How Many Credit Cards Should You Have to Improve Your Credit Score?

Millions of people have varying numbers of credit cards, and it seems questions about how many should a person have gets bantered around without a definitive answer. From a credit score perspective, a specific number or type of card matters greatly. 

Credit scoring algorithms get a little tricky and to realize a high score, people develop new techniques designed to build their score, but eventually fail due to changes in scoring mechanisms. As you read about this topic, you will find people offer different ideas and ways to garner better results with each new technique. 

Numbers Matter
An important part of credit scoring is the number of cards you have at one time. Credit bureaus like to have enough information about you and your bill payment history to help them develop a correct score. However, too many credit cards can lower your score, too. 

That said, it’s accepted practice to own between three and five revolving credit accounts from Visa, MC, Amex, and Discover to help your credit score over time. Over five accounts open at one time might flag credit bureaus of difficulty paying bills on time. 

It’s a delicate balancing act and people get confused to a point of closing all their credit accounts, which backfires badly! You see, scoring algorithms use your debt-to-income ratio to develop your score together with your history of on-time payments. 

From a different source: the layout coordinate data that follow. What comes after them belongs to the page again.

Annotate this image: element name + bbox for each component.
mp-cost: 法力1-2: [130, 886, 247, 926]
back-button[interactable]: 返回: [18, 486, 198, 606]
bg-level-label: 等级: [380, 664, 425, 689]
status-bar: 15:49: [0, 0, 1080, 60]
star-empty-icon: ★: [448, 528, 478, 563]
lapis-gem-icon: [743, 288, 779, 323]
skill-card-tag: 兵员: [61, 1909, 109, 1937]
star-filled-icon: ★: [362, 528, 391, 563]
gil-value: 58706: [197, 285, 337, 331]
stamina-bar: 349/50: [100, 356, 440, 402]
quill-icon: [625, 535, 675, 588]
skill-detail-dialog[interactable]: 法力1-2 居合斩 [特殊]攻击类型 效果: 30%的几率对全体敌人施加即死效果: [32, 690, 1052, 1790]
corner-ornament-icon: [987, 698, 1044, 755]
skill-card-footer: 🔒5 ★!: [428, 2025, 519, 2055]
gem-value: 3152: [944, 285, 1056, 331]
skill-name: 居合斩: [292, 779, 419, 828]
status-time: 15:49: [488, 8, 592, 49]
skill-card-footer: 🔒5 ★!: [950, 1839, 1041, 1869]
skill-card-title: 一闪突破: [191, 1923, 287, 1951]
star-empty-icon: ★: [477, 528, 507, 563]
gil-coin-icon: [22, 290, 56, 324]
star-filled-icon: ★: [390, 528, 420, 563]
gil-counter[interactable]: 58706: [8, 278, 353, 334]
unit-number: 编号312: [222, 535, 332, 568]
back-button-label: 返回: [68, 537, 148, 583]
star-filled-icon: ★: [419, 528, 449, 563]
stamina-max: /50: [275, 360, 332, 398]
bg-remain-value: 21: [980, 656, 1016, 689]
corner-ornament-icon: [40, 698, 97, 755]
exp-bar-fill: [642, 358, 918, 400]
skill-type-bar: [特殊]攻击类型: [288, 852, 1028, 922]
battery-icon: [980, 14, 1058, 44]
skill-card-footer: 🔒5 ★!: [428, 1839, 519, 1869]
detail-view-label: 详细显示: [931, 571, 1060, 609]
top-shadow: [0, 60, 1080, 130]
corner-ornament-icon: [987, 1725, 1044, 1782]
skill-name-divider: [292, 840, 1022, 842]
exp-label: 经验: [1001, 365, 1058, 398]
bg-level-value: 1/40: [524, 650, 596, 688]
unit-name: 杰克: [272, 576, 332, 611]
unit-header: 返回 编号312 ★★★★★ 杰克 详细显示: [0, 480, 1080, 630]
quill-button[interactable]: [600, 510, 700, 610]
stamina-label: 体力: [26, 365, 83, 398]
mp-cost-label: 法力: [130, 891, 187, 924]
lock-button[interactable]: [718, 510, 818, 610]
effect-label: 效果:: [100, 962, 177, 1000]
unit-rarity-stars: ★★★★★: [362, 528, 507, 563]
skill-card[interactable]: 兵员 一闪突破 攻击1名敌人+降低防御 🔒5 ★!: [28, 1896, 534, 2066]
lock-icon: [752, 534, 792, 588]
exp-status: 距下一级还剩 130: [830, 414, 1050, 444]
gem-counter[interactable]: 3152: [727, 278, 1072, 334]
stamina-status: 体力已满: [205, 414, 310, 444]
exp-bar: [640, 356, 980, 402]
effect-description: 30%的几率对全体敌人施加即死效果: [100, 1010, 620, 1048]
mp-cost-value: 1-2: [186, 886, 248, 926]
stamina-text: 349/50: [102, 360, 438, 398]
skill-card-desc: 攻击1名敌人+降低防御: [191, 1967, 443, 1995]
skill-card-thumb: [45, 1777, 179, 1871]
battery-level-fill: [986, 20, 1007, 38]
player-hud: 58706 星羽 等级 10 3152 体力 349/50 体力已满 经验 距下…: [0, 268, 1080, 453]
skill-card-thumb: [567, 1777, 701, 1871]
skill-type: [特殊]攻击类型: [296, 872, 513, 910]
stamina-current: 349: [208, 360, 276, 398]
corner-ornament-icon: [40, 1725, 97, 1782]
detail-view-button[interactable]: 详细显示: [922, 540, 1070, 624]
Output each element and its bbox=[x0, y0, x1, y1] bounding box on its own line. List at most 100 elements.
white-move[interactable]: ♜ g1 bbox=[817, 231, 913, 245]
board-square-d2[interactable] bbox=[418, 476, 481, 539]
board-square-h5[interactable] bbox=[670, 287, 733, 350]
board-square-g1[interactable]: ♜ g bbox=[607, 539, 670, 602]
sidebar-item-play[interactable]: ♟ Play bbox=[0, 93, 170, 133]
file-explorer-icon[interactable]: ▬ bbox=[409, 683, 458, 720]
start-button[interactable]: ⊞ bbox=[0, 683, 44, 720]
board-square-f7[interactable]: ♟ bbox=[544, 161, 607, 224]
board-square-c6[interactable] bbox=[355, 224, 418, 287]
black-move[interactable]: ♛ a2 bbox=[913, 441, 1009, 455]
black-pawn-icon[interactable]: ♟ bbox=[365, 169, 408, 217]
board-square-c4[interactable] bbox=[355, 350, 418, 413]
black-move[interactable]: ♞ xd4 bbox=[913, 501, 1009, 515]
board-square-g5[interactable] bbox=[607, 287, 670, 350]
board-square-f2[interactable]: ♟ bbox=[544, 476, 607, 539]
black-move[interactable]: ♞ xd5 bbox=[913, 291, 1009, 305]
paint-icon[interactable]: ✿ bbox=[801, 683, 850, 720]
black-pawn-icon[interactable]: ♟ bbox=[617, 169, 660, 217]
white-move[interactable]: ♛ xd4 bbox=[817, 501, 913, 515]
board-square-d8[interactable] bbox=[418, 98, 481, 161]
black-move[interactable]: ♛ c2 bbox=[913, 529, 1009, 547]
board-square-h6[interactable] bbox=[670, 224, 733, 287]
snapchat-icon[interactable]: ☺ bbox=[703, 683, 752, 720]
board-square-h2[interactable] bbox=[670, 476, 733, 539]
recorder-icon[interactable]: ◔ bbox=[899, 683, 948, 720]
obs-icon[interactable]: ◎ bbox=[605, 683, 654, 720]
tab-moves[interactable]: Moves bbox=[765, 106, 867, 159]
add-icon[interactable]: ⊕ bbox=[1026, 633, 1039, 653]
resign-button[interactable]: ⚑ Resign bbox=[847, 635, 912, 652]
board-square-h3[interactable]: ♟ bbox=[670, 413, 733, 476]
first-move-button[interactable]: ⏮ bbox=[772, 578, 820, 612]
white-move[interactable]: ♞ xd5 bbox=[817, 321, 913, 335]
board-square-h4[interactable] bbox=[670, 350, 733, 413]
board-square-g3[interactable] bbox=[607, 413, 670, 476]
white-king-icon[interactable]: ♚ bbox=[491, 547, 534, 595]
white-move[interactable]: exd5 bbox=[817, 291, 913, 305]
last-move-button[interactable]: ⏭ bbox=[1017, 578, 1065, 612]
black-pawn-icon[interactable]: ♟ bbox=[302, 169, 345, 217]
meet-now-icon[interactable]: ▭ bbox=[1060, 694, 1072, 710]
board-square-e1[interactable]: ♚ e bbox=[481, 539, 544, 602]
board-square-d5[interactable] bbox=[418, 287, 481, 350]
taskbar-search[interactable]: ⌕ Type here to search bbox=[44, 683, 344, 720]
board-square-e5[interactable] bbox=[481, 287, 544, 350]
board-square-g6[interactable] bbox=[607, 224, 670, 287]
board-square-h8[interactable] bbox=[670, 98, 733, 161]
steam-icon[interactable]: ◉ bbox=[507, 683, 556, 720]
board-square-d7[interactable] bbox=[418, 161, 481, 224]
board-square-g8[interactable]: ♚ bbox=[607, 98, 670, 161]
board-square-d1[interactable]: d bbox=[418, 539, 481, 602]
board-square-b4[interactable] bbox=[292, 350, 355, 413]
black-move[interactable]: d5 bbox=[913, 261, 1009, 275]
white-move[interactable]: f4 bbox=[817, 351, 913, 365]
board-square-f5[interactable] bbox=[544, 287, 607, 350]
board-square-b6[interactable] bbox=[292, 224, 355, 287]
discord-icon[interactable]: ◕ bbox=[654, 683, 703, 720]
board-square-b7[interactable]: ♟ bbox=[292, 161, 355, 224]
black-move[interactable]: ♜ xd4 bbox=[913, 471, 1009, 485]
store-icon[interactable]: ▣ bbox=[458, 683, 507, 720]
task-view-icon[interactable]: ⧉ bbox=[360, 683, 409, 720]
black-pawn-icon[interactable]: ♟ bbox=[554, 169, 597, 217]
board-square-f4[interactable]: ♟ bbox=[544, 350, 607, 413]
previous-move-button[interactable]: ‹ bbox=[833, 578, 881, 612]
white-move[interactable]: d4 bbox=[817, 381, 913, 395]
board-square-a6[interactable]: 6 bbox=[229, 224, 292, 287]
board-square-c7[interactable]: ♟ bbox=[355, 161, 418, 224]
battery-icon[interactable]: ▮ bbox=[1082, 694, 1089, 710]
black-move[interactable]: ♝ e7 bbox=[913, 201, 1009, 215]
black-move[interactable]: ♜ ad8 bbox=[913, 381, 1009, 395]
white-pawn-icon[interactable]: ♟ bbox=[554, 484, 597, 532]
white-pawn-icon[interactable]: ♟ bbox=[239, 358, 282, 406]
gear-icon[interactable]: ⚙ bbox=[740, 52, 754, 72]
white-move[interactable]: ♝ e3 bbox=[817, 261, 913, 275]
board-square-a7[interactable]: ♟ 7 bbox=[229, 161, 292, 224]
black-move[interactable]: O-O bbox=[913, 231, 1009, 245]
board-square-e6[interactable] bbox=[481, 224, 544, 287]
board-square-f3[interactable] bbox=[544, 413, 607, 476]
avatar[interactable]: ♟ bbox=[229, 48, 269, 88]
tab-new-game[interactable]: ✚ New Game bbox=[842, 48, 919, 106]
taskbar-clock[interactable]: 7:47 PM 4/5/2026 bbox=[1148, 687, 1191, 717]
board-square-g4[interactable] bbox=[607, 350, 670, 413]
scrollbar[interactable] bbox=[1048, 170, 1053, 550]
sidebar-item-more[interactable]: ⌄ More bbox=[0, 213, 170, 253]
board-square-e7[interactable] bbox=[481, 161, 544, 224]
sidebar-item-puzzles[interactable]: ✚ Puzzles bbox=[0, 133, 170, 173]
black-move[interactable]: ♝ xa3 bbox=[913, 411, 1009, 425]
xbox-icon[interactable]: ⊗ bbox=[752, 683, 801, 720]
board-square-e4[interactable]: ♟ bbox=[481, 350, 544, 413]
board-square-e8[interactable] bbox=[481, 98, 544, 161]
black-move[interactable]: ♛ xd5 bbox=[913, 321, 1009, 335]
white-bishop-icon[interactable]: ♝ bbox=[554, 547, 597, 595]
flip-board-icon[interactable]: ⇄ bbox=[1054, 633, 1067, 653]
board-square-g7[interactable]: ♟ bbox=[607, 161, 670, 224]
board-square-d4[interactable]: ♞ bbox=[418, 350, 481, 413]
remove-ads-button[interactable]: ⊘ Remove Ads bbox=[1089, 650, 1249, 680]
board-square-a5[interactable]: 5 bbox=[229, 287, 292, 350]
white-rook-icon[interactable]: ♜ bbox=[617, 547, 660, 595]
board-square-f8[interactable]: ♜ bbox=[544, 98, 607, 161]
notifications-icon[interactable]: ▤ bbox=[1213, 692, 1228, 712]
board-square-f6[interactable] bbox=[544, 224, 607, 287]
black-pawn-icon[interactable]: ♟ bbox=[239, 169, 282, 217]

Available credit indicates a level of trust from the credit provider, showing confidence in your ability to make payments on time long term. When an account is maxed out, the ratio changes and reflects lower available credit, which in turn creates a downward trend in your scoring results. 

Use Each Card Wisely
The ratio mentioned here ties in directly with your credit utilization, or to say it another way, how you make practical use of your credit. Credit utilization is a measure of how much available credit you have. 

The measure of utilization is expressed in percentage of available credit and used by the all credit scoring models which helps lenders determine risk. The percentage equals your card balance divided by its limit. For example, if your balance equals $500 of a limit of $1000, utilization is 50%. However, if your balance is $900 with a limit of $1000, it becomes 90%. 

The aim is 30% or less. A lower utilization percentage shows to creditors responsible use of credit, and results in higher scores. 

Why Not to Cut Up that Card
Let’s assume you have over five and you pay them on time every month, which helps in the payment history category. If the balances aren’t zero every month, it’s time to pay them off quickly to help your ratio. Don’t close them; just bring the balances as close to zero as possible. 

As the balances get closer to zero, get into the habit of paying them off every month and use the money interest free. Not only will you save money on interest, you will seriously help your credit history and the scoring bureaus will see you’re responsible with credit and boost your score.